Un messaggio che vorrebbe trasmettere a chi non si trova “in prima linea”?
“In questo anno siamo stati etichettati come eroi, come attori sotto le luci della ribalta, ma non è così: tutti siamo protagonisti; tutti, nel nostro piccolo, possiamo fornire un contributo per risolvere il difficile mosaico di questa pandemia. Siamo parte della stessa squadra.” Anna Giusy S.
“Non sono un extraterrestre e non sono un’eroina, sono una persona normale con una famiglia e problemi da affrontare, come tutti. Chiedo solo rispetto e fiducia.” Patricia G.
“Siate solidali sempre.” Pierangela P.
“Alle persone che non sono in prima linea vorrei dire che ciò che sta accadendo è molto serio: in tanti sono morti, anche se tante vite si sarebbero potute salvare. È davvero richiesto impegno da parte di tutti. Non ne possiamo più di vedere gente senza mascherina, accalcati per strade e nei bar, incuranti della situazione.” Lucia Z.
Un messaggio che vorrebbe trasmettere ai suoi colleghi?
“Grazie. Non basteranno mai i grazie per la dedizione e la passione che mettete nello svolgere il vostro lavoro.

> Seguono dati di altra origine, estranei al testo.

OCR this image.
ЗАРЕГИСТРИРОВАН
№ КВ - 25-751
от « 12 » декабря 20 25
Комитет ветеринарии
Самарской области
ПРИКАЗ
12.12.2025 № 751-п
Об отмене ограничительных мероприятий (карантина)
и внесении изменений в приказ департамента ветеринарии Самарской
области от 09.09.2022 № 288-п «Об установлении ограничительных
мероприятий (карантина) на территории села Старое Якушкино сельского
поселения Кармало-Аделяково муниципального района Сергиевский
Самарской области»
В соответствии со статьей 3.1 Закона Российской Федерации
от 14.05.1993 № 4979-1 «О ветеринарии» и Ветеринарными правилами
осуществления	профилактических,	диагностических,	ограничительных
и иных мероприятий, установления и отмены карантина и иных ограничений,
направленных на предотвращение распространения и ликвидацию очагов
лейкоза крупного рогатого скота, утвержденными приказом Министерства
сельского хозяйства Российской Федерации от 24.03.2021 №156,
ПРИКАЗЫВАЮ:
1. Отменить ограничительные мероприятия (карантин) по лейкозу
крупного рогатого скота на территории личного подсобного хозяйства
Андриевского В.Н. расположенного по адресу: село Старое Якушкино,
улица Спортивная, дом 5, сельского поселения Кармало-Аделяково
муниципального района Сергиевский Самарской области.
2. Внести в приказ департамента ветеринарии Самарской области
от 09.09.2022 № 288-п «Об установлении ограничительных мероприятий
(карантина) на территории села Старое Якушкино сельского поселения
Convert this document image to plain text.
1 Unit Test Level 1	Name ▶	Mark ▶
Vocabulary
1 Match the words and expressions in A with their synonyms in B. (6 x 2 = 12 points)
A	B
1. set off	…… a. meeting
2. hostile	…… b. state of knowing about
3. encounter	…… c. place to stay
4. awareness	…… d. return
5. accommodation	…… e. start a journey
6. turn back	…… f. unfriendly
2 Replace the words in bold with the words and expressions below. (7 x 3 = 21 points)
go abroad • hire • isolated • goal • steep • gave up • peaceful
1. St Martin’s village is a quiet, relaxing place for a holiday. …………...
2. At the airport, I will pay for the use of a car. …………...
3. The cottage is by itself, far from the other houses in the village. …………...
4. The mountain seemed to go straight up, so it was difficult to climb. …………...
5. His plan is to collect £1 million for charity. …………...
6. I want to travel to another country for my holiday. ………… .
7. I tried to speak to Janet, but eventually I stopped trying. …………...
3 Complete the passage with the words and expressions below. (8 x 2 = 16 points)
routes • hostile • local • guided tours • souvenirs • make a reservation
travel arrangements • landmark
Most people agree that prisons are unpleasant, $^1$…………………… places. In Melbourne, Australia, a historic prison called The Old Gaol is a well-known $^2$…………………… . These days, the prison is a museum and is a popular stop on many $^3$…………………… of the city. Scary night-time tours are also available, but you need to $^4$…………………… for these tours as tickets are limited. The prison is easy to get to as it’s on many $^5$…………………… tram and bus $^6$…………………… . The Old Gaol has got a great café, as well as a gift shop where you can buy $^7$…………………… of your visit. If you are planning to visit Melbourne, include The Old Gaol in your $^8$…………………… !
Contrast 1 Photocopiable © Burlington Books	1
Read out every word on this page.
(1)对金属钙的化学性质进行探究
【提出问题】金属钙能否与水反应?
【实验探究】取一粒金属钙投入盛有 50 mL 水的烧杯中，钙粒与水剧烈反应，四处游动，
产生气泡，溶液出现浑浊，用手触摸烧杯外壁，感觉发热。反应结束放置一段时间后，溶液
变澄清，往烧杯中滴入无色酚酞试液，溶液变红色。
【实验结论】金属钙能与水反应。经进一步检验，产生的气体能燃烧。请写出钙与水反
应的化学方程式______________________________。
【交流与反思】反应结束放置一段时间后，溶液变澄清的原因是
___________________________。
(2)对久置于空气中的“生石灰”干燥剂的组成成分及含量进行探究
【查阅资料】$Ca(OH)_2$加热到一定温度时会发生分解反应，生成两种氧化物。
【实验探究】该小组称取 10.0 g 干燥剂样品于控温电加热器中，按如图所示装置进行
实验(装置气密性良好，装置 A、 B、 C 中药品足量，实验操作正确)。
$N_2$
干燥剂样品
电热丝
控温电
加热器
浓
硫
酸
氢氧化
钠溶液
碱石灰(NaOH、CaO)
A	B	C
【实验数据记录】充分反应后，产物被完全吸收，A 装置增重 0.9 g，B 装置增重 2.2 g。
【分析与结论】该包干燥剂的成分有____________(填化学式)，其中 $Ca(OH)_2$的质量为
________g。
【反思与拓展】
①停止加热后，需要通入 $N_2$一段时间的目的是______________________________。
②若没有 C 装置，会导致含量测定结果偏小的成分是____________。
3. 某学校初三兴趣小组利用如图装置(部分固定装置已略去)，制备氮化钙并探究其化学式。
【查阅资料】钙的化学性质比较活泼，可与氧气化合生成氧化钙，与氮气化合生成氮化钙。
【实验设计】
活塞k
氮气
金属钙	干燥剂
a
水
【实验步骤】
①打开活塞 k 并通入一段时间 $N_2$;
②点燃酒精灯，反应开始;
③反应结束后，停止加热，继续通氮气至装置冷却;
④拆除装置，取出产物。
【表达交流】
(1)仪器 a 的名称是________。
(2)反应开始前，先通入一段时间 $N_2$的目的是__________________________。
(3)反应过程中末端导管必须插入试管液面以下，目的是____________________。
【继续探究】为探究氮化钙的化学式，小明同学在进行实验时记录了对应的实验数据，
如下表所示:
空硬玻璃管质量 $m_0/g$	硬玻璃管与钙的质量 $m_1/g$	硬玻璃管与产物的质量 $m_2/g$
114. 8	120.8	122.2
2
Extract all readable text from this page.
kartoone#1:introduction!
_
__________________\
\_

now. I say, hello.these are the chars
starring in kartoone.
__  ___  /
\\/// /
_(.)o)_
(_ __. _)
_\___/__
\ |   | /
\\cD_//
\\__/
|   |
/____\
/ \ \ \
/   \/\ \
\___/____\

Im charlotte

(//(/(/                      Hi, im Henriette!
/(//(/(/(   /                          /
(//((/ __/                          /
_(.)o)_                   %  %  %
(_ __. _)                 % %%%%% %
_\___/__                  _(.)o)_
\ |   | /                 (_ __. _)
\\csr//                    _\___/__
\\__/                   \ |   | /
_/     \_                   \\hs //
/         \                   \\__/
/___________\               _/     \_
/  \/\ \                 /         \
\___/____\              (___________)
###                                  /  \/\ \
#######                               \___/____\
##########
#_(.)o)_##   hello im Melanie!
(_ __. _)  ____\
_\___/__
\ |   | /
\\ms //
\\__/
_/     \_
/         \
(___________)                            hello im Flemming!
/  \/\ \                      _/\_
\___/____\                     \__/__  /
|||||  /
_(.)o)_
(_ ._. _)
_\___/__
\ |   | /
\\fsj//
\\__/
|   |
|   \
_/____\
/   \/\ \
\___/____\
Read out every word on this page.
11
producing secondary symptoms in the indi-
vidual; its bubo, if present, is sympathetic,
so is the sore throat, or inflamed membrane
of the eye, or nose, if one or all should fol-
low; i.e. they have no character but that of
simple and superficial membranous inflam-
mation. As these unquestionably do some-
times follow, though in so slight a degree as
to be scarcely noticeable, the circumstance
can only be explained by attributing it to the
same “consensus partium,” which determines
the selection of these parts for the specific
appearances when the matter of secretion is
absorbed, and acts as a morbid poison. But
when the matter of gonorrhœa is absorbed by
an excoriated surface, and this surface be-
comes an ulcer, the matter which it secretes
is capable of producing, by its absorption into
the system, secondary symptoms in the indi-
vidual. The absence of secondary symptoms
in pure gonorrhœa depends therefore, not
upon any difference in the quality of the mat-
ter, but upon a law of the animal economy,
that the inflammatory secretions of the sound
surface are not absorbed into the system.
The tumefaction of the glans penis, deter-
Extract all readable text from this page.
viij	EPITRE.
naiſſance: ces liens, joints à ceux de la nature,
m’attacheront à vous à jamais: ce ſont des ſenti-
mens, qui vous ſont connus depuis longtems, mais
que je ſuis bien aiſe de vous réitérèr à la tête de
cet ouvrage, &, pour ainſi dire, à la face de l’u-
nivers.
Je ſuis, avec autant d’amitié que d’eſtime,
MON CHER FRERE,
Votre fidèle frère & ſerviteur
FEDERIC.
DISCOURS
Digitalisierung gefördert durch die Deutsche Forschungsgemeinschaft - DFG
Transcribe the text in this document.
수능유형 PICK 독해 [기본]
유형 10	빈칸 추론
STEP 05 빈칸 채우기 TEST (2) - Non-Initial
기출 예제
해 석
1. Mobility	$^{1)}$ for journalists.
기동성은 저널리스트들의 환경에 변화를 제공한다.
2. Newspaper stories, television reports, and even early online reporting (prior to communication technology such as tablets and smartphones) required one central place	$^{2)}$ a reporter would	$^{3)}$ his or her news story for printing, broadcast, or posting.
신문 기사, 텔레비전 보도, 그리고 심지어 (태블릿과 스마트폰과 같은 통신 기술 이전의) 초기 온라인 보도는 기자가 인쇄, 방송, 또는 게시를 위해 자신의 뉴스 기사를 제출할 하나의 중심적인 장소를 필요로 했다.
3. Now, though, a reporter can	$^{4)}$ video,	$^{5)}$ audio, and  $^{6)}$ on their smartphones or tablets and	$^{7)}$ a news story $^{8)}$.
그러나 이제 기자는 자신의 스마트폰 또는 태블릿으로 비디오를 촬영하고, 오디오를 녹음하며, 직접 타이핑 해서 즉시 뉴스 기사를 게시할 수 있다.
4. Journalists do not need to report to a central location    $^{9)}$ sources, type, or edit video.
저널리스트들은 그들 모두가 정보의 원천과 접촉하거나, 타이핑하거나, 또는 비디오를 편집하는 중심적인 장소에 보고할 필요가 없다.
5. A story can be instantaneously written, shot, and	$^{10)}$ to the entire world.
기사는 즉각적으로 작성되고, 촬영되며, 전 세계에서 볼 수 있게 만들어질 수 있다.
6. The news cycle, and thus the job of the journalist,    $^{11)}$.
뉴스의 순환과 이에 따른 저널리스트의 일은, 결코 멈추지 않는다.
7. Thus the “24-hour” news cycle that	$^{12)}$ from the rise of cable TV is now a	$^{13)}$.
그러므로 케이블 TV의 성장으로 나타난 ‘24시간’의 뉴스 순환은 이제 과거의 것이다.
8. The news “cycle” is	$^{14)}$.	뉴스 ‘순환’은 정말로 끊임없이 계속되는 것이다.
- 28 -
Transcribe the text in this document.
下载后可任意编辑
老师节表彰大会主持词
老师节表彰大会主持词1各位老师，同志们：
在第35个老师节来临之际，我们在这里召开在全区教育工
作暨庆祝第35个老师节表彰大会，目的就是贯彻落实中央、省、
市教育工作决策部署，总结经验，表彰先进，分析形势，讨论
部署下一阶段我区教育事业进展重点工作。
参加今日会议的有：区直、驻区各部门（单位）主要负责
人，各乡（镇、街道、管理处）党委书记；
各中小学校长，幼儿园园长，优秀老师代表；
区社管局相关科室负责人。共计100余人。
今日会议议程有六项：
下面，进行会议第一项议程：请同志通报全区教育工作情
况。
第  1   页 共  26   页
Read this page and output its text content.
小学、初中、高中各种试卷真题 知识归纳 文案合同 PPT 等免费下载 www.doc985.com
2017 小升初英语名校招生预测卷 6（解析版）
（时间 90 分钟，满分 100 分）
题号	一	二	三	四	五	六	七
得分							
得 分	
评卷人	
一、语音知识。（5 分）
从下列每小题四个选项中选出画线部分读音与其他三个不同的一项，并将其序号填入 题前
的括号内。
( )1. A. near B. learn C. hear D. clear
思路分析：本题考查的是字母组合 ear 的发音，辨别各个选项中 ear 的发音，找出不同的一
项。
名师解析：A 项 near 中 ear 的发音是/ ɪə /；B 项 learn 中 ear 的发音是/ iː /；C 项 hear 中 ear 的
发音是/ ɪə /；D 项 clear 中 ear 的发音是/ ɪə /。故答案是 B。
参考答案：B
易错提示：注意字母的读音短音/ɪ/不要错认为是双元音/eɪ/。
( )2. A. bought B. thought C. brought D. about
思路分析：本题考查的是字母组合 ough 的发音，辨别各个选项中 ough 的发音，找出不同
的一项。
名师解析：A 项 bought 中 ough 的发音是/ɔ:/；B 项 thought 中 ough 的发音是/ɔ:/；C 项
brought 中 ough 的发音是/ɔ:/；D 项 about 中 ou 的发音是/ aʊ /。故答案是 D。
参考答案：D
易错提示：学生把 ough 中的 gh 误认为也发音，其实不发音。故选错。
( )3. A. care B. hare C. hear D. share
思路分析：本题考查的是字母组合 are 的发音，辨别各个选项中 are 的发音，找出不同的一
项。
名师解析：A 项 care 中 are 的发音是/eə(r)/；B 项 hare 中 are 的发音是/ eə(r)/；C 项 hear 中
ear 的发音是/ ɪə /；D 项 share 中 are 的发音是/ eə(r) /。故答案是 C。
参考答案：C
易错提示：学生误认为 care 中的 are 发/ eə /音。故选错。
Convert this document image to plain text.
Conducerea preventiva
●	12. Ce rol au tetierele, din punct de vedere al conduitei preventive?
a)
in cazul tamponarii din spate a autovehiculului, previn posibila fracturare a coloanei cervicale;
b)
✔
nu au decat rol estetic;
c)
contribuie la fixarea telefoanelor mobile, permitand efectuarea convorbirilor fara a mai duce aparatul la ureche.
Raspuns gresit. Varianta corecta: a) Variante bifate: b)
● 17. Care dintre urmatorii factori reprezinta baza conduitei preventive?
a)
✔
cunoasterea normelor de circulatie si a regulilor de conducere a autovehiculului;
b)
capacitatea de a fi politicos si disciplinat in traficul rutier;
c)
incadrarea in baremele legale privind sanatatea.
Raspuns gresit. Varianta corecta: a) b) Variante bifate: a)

Chissà prima o poi riceveremo il giusto riconoscimento sociale. Inoltre, vorrei ringraziare i miei infermieri. Ci hanno trasferiti in blocco in un reparto covid e, personalmente, affrontare con loro questa drammatica avventura è stato un onore: ho conosciuto la loro generosità, dedizione, il loro senso del dovere. Sono davvero persone splendide e sono fortunata ad avere un gruppo così. Grazie.” Paola V.
“Ai miei colleghi, due messaggi: Grazie, grazie di cuore per la costanza, la forza, la determinazione, che abbiamo dimostrato in questo lunghissimo anno; Ragazzi, continuiamo così: imperterriti come un caterpillar, perché, prima o poi, vedremo la luce in fondo al tunnel.” Anna Giusy S.
“Il rispetto tra professionisti è il cardine di una professione di questo tipo: infonde fiducia anche nei pazienti.” Patricia G.
“Ai colleghi, soprattutto i più giovani, vorrei trasmettere due messaggi. Il primo è mettersi nei panni dei pazienti, che vanno costantemente ascoltati. Il secondo è mantenere un atteggiamento umile, perché anche nel nostro mestiere si commettono errori, e sbagliare con umiltà pesa sicuramente meno che sbagliare con saccenza.” Lucia Z.
“Coraggio ragazzi! La forza e l’unione che abbiamo ricevuto da questa esperienza, ci sosterranno per affrontare insieme ogni altro ostacolo!” Ivana P.